Le retour tout schuss

bonhomme de neigeOuf, me voici de retour, nan, je n’ai pas de jambe cassée et pour cause : je n’ai pas skié !

Eh oui, remballez les jalousies, ce week-end était un séjour uniquement consacré à la déesse choupinette et à sa découverte de la neige (« c’est froid mamannnnnn », voyez qu’on a bien fait !)

Alors que dire ce matin (pardon cette après-midi)… je suis épuisée !

Rapide résumé donc :
– j’ai réussi à tout caser dans 1 valise et à ne prendre qu’un doudou et deux minuscules poupées (j’attends les bravo, j’attends !) ;
– j’ai oublié : les culottes de choupinette, rien que ça ! Vive la corvée de lavage quotidien au savon microscopique de l’hotel et le séchage radiateur + sèche cheveux (je savais bien qu’il fallait prendre un hotel 3* !!) ; Note pour moi même la prochaine fois, quitte à oublier un truc important autant oublier un truc qui prend plus de place dans la valise !
– la peste a été exécrable à 80% du temps, l’air de la montagne sans doute …
et les 20 autres % c’est pour entendre dire de la part des gens de l’hotel notamment : « elle est adorable » (oui ba justement, on irait bien skier un peu nous, tu nous la gardes une heure ou deux et on en reparle ?), « oh qu’elle parle bien » (oui mais trop !), « elle a un joli sourire » (oui elle tient ça de sa mère merci) ;
– j’ai particulièrement adoré les descentes en luge cabossé ;
– j’ai particulièrement détesté les remontés de luge surchargée par 14 kg de choupinette + 1 kg d’équipement en tout genre : casque, chaussures, blouson…
– bien rigolé aussi en voyant la tête du voyageur tgv « winner du jour »  qui confortablement installé en 1ere classe dans un carré 4 places a vu débarquer notre mini famille venant coloniser son espace vital.
– sa tronche quand la chipie lui a éclaté les jambes en essayant de poser ses petits pieds quelque part (eh oui il a pensé qu’on pouvait tout de même allongé les jambes en face d’un gnome de 96 cm, raté !)

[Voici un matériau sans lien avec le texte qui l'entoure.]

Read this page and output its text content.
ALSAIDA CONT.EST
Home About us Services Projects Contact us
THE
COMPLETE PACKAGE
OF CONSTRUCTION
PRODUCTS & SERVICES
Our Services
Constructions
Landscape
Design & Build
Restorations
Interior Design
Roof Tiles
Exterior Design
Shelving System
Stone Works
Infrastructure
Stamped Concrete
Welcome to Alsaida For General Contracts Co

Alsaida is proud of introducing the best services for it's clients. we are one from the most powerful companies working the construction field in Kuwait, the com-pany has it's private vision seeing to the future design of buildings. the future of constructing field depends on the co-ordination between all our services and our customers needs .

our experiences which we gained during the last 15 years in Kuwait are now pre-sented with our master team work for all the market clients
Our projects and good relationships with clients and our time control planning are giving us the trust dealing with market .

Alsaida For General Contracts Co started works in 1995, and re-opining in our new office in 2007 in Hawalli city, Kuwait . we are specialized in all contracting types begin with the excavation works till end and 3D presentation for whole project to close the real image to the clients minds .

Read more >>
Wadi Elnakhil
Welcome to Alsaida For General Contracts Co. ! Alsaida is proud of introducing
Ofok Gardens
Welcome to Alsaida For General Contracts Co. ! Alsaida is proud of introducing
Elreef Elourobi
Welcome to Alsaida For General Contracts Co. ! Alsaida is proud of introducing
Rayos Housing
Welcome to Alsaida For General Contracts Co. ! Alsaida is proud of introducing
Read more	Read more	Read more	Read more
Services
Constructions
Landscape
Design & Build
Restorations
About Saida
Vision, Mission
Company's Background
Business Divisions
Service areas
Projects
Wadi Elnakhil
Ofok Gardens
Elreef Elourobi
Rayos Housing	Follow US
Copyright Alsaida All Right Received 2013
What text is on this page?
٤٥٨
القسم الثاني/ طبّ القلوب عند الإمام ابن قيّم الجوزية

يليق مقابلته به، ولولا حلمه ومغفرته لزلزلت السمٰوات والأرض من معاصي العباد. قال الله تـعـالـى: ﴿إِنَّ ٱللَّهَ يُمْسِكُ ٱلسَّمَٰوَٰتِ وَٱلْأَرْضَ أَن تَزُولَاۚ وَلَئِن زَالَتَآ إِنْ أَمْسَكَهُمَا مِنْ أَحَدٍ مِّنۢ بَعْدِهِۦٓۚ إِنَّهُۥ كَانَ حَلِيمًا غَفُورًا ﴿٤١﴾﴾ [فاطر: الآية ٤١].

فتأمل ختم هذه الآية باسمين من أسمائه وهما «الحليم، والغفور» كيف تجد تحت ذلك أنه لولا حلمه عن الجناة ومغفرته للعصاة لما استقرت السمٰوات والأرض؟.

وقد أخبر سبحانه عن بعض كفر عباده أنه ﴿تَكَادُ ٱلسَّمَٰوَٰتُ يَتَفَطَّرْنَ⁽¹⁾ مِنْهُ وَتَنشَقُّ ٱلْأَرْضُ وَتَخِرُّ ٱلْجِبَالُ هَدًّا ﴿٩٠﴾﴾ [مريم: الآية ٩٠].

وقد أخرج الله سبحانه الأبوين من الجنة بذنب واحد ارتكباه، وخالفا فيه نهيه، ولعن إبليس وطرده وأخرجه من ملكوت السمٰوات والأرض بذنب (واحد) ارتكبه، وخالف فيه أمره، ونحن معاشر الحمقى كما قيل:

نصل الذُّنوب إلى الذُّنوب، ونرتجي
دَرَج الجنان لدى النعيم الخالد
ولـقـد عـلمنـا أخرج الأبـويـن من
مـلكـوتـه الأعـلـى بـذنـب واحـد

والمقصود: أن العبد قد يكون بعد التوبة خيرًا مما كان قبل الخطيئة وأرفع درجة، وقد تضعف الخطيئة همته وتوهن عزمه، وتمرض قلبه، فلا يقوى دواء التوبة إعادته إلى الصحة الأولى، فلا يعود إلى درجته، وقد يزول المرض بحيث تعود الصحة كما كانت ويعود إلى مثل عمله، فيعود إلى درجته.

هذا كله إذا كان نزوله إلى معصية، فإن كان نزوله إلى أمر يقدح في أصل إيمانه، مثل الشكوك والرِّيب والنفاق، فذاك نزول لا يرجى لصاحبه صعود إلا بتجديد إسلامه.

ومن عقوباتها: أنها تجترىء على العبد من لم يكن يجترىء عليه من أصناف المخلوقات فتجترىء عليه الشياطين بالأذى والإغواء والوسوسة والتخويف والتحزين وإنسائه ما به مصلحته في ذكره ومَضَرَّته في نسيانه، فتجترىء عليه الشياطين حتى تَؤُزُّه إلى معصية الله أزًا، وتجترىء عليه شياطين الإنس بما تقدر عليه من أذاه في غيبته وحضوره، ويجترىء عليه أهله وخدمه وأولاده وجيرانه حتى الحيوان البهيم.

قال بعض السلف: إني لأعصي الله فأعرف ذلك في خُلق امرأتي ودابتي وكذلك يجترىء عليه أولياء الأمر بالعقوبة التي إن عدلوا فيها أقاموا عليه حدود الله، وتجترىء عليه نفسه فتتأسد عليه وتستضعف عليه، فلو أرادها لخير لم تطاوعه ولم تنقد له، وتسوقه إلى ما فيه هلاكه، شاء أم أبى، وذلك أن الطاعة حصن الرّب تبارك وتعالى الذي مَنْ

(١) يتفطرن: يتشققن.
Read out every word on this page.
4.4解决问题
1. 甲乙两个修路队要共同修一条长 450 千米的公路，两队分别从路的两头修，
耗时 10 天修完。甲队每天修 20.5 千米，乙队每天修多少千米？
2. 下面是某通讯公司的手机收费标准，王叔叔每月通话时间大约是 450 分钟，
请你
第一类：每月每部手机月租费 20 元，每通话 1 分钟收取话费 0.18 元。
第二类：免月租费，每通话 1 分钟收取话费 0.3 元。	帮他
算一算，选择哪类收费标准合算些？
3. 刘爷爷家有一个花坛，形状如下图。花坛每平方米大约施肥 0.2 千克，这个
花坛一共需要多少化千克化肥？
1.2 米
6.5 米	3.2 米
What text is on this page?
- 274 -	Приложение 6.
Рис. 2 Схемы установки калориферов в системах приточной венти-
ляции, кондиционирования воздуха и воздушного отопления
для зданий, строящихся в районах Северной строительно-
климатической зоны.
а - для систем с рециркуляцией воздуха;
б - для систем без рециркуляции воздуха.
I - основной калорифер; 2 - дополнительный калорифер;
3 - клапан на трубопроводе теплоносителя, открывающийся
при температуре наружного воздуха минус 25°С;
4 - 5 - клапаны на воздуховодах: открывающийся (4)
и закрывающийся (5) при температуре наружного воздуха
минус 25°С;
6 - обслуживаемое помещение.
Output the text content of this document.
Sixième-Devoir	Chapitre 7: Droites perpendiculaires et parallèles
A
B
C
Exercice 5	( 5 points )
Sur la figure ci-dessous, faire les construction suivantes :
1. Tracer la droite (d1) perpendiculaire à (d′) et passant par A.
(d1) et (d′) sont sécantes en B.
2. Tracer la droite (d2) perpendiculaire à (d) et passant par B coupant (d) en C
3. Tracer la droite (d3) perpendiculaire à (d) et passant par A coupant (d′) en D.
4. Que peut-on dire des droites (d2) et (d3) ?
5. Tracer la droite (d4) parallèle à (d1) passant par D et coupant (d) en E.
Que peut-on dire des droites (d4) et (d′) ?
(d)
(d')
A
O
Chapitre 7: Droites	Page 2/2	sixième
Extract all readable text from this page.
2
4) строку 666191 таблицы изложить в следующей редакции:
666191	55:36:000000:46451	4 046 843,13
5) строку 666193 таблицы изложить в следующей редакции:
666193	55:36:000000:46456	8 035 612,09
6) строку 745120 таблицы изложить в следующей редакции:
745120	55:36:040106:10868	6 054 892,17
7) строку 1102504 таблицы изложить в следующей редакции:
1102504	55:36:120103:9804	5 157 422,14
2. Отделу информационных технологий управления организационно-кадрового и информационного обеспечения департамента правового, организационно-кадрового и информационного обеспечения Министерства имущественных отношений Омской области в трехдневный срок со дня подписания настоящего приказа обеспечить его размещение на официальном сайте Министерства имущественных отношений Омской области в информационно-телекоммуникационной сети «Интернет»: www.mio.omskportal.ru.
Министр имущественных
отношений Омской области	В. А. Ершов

Les petites découvertes de la choupinette :
– le métro sans conducteur (une éclate totale… ça valait bien le coup de se payer un week-end à l’autre bout du pays)
– les toilettes inimaginables du TER (franchement, j’ai vraiment honte des français dans ces moments là et surtout je les déteste profondément, c’est pas ces dégueulasses qui vont aller expliquer à une puce de 3 ans qu’il faut encore se retenir une bonne heure !)
– la neige c’est froid et ça mouille
– les « témécabines » c’est drôlement rigolo (une journée à faire des aller-retours lui suffit amplement pour s’amuser… franchement inutile de se casser la tête à chercher des activités originales…)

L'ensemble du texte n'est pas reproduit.